Transparency and explainability are major concerns for researchers studying large language models, including the kinds of systems behind programs like ChatGPT. A model may produce a reasonable-sounding explanation for an answer, but that does not automatically mean the explanation is complete, reliable, or faithful to the model’s actual process.

The concern grows sharper as models become more capable. The source article describes a fear that future systems could become harder to interpret, or even deceptive in the explanations they provide. In that scenario, a model might appear to explain itself while pursuing an undesirable goal.

OpenAI’s new work sits within a broader effort to understand how large language models operate. The company and others are also exploring more mechanistic ways of looking inside these systems. The shared aim is to make powerful AI models easier to scrutinize, and therefore safer.

The research is being released publicly in a paper. Jan Hendrik Kirchner, another OpenAI researcher involved in the project, describes it as one piece of a longer program. “It’s part of the long-term safety research plan,” Kirchner says. “We hope that other researchers can follow up, and maybe try other algorithms as well.”

The timing adds pressure

The announcement arrives after OpenAI has faced criticism from people who argue that the company may be moving too quickly in developing more powerful artificial intelligence. In recent weeks, it has revealed several ideas related to AI safety, a pattern that appears aimed at demonstrating that safety research remains central to its agenda.

That context matters because OpenAI was founded with a promise to make AI safer and more open to scrutiny. But the success of ChatGPT and competition from well-backed rivals have intensified questions about whether the company is prioritizing major advances and market position over safety.

The source article also notes that in May, WIRED learned that a team focused on long-term AI risk had been disbanded. That happened shortly after the departure of cofounder and key technical leader Ilya Sutskever, who had been one of the board members who briefly ousted CEO Sam Altman last November.

Those events have shaped how the new research is being received. For supporters of technical safety work, a method that encourages clearer reasoning is useful. For critics, it does not settle the larger issue of whether the organizations building advanced systems are accountable enough.

Critics want more than research papers

Daniel Kokotajlo, a researcher who left OpenAI and signed an open letter criticizing the company’s approach to AI safety, says the new work matters but does not go far enough.
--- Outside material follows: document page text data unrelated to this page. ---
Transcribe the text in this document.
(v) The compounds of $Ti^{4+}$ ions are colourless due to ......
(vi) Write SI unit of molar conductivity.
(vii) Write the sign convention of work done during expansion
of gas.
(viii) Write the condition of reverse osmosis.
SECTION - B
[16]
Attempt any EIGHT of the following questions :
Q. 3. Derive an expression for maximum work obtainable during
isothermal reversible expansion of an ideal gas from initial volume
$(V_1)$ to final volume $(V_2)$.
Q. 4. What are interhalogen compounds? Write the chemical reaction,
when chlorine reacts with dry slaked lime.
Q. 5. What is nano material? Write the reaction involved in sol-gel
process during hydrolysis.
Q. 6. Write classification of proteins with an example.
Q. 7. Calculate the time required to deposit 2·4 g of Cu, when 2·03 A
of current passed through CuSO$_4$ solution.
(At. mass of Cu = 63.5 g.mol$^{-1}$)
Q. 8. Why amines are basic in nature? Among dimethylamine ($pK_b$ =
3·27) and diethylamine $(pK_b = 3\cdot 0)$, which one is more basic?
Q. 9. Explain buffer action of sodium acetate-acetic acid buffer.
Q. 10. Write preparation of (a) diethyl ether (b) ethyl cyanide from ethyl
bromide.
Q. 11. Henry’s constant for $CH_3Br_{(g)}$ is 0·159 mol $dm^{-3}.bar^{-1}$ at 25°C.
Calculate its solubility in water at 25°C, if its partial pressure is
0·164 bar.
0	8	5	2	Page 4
His objection is not that the technique is useless. It is that technical improvements do not replace oversight of the companies racing to build the technology.

“The situation we are in remains unchanged,” he says. “Opaque, unaccountable, unregulated corporations racing each other to build artificial superintelligence, with basically no plan for how to control it.”

Another source with knowledge of OpenAI’s inner workings, who asked not to be named because they were not authorized to speak publicly, made a similar point. For that source, the key question is not whether some safety research exists, but whether the company has the processes and governance needed to put societal benefit ahead of profit.

“The question is whether they’re serious about the kinds of processes and governance mechanisms you need to prioritize societal benefit over profit,” the source says. “Not whether they let any of their researchers do some safety stuff.”

That criticism captures the split around OpenAI’s announcement. The research may help make AI reasoning more inspectable, and public release may allow other researchers to test related ideas. But the debate around AI safety is no longer only about whether a promising technique exists. It is also about who decides how powerful systems are developed, how their risks are judged, and what kinds of accountability surround the companies building them.